Blue Barn Arugula Salad

Blue Barn Arugula Salad

So, this is my recreation of a salad I’ve never eaten, from a restaurant I have never been to, but have talked about going to a lot. Blue Barn is a deli in San Francisco that has a creative menu with a local and organic focus. I think every time I have gone to visit my friends in San Francisco we have discussed going there and even attempted to go twice, but every single time something thwarts our plans. Since so many attempts have been made to get to this restaurant I have looked over their menu many times and every time this salad stood out to me.

Blue Barn Arugula Salad

After my last trip to San Francisco and another failed visit to the restaurant, I decided to attempt my own version. I have absolutely no idea how close or accurate an interpretation this is of the Blue Barn original, but damned if I can, it was absolutely delicious!

Blue Barn Arugula Salad

I did make a couple minor changes. Instead of sun-dried tomatoes, I used oven roasted roma tomatoes and instead of grilled balsamic onions, I again used oven roasted balsamic onions (I used this recipe, minus the sugar). For the crispy chickpeas, I made garlic and paprika roasted chickpeas (using this recipe). They were delicious and the leftovers made for a great snack later in the week.

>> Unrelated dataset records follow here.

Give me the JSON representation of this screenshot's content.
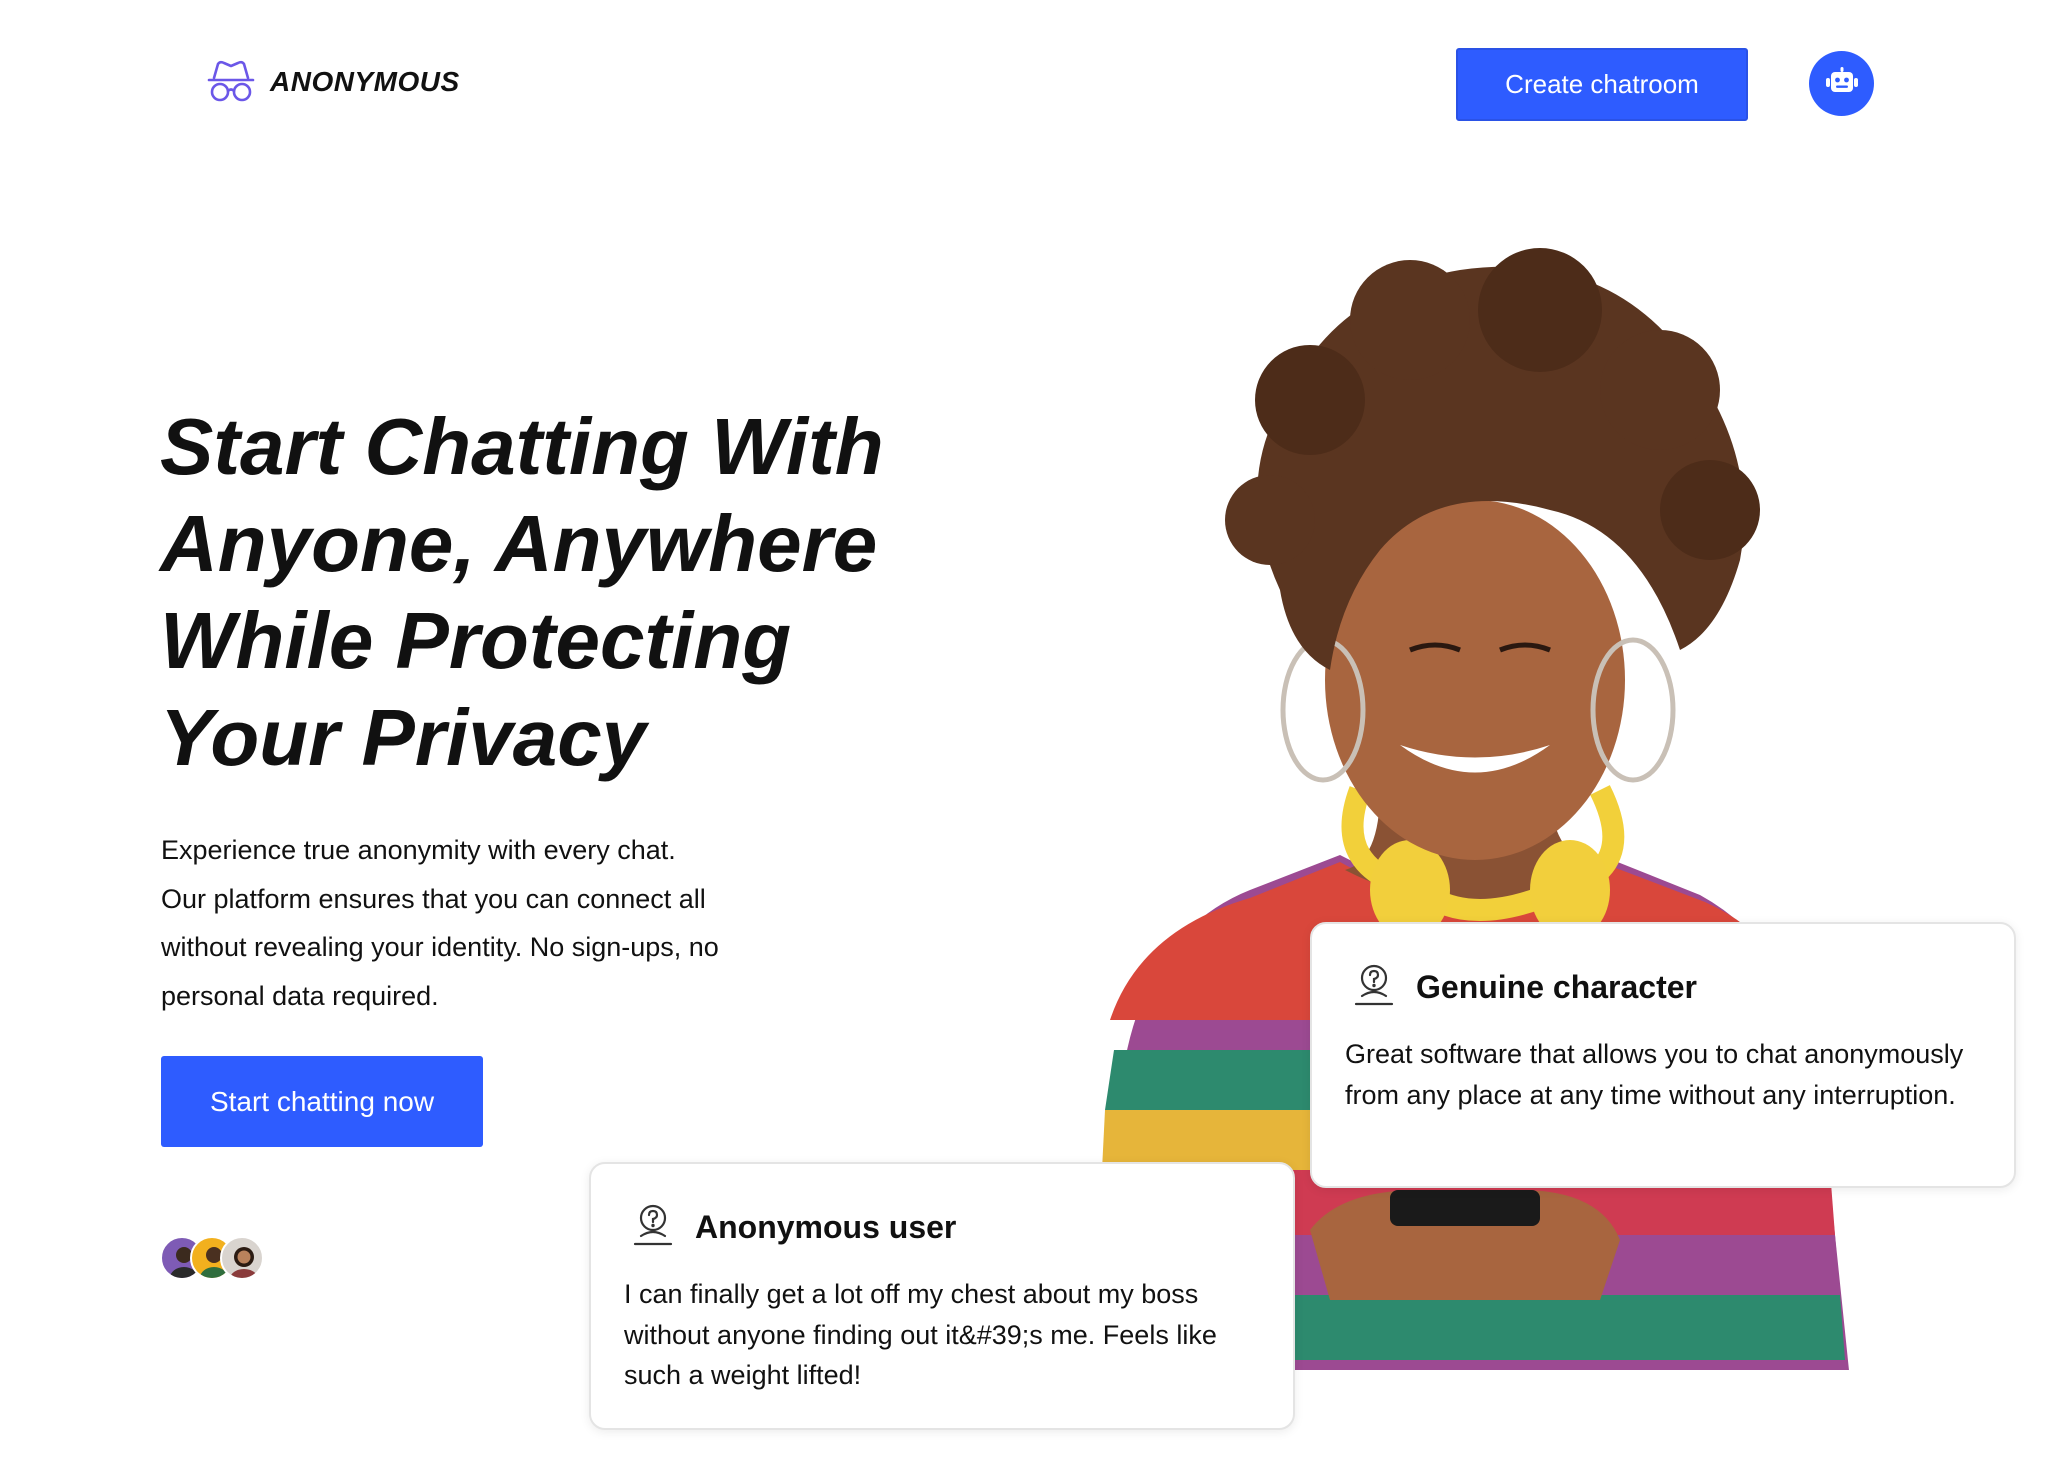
{
  "header": {
    "logo_text": "ANONYMOUS",
    "logo_icon": "incognito-icon",
    "create_button_label": "Create chatroom",
    "bot_button_icon": "robot-icon"
  },
  "hero": {
    "title": "Start Chatting With Anyone, Anywhere While Protecting Your Privacy",
    "description": "Experience true anonymity with every chat. Our platform ensures that you can connect all without revealing your identity. No sign-ups, no personal data required.",
    "cta_label": "Start chatting now"
  },
  "testimonials": [
    {
      "icon": "anonymous-user-icon",
      "title": "Genuine character",
      "text": "Great software that allows you to chat anonymously from any place at any time without any interruption."
    },
    {
      "icon": "anonymous-user-icon",
      "title": "Anonymous user",
      "text": "I can finally get a lot off my chest about my boss without anyone finding out it&#39;s me. Feels like such a weight lifted!"
    }
  ],
  "colors": {
    "accent": "#2e5cff",
    "text": "#111111",
    "card_border": "#e4e4e4"
  }
}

Now, I will admit, there are a lot of parts to this salad and most of them have to be prepared individually ahead of time, which is kind of a major pain, but since I knew I would like all the ingredients in the salad, I didn’t mind taking the extra time and effort to prepare everything. Plus, you’ll have a lot of leftovers of the individual ingredients, so they are perfect for other salads during the week, adding to other meals (the roasted tomatoes and balsamic onions were heavenly with a turkey burger), or as snacks.

Blue Barn Arugula Salad

Ingredients

For the Vinaigrette:
  • 2 Tablespoons Dijon mustard
  • 1 Tablespoon grainy dijon mustard
  • 3 Tablespoons olive oil
  • 2 cloves garlic, minced
  • 1 lemon, juiced
  • freshly ground pepper, to taste
For the Salad:
  • 1 large handful mixed greens
  • 1 large handfuls arugula
  • 1 ounce grated manchego
  • 1/4 cup marinated artichoke hearts
  • 2 Tablespoons slivered almonds, toasted
  • 2 whole roasted roma tomatoes
  • 1/3 cup roasted balsamic onions
  • 1/3 cup roasted chickpeas

Instructions

For the Vinaigrette:
  1. Whisk all the ingredients together in a small bowl and set aside.
For the Salad:
  1. Prepare all the ingredients. Combine all ingredients in a large bowl. Drizzle with dressing. Add freshly ground pepper to taste and serve.